Econometrics Beat: Dave Giles' Blog: 12/01/2013

Tuesday, December 31, 2013

My Top 5 For 2013

Everyone seems to be doing it at this time of the year. So, here are the five most popular new posts on this blog in 2013:

Thanks for reading, and for your comments.

Happy New Year!

© 2013, David E. Giles

Monday, December 30, 2013

A Cautionary Bedtime Story

Once upon a time, when all the world and you and I were young ~~and beautiful,~~ there lived in the ancient town of Metrika a young boy by the name of Joe.

Happy Birthday, Econometric Society

The Econometric Society was founded 83 years ago today, as a result of a meeting held at the Stalton Hotel in Cleveland, Ohio.

One of my earliest posts was devoted to this aspect of the history of our discipline. If you haven't read it, this would certainly be an appropriate day to do so!

And if you want to look ahead, as well as back, keep in mind that the Econometric Society holds a World Congress every five years. The 11^th Congress is scheduled for 15 to 21 August 2015, in Montreal, Canada.

See you there!

Saturday, December 28, 2013

Statistical Significance - Again

With all of this emphasis on "Big Data", I was pleased to see this post on the Big Data Econometrics blog, today.

When you have a sample that runs to the thousands (billions?), the conventional significance levels of 10%, 5%, 1% are completely inappropriate. You need to be thinking in terms of tiny significance levels.

I discussed this in some detail back in April of 2011, in a post titled, "Drawing Inferences From Very Large Data-Sets". If you're of those (many) applied researchers who uses large cross-sections of data, and then sprinkles the results tables with asterisks to signal "significance" at the 5%, 10% levels, etc., then I urge you read that earlier post.

It's sad to encounter so many papers and seminar presentations in which the results, in reality, are totally insignificant!

Friday, December 27, 2013

Unbiased Estimation of a Standard Deviation

Frequently, we're interested in using sample data to obtain an unbiased estimator of a population variance. We do this by using the sample variance, with the appropriate correction for the degrees of freedom. Similarly, in the context of a linear regression model, we use the sum of the squared OLS residuals, divided by the degrees of freedom, to get an unbiased estimator of the variance of the model's error term.

But what if we want an unbiased estimator of the population standard deviation, rather than the variance?

Solution to Regression Problem

O.K. - you've had long enough to think about that little regression problem I posed the other day. It's time to put you out of your misery!

Here's the problem again, with a solution.

Thought for the Day

As a number of writers have noted previously, sales of Christmas cards Granger-cause Christmas, but they certainly don't cause Christmas!

Best wishes for the holiday season.

Monday, December 23, 2013

A Simple Regression Problem

Here's a regression problem for student readers of this blog.

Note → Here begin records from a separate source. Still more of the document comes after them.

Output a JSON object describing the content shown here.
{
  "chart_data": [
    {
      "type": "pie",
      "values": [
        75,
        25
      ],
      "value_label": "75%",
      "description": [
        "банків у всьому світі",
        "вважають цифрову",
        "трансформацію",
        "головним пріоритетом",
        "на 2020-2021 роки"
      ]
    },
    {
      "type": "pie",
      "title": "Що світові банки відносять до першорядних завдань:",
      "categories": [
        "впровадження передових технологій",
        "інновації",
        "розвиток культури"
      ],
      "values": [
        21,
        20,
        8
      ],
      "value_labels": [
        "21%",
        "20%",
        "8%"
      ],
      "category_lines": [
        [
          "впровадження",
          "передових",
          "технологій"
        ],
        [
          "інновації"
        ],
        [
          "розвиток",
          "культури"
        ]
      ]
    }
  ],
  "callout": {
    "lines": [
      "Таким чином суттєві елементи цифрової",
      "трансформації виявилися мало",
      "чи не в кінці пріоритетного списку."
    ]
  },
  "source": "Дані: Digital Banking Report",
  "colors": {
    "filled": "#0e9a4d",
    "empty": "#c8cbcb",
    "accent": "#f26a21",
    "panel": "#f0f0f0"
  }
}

Suppose that we estimate the following regression model by OLS:

y_i = α + β x_i + ε_i .

The model has a single regressor, x, and the point estimate of β turns out to be 10.0.

Now consider the "reverse regression", based on exactly the same data:

x_i = a + b y_i + u_i .

What can we say about the value of the OLS point estimate of b?

It will be 0.1.
It will be less than or equal to 0.1.
It will be greater than or equal to 0.1.
It's impossible to tell from the information supplied.

Thomas Bayes - 250 Years On

Two hundred and fifty years ago today a paper titled, "An Essay Towards Solving a Problem in the Doctrine of Chances", was presented to a meeting of the Royal Statistical Society in London. (Although, see here.)

The presenter - Richard Price. The author - (the late) Reverend Thomas Bayes.

Thus, we received "Bayes' Theorem".

A few days ago, the International Society for Bayesian Analysis held a celebratory conference to honour this momentous occasion in the history of statistical and scientific thinking.

Bayesian thinking has had a significant impact on the field of econometrics. My own Ph.D. dissertation (1975) was in Bayesian econometrics, and I was fortunate enough to have had Arnold Zellner as an external examiner.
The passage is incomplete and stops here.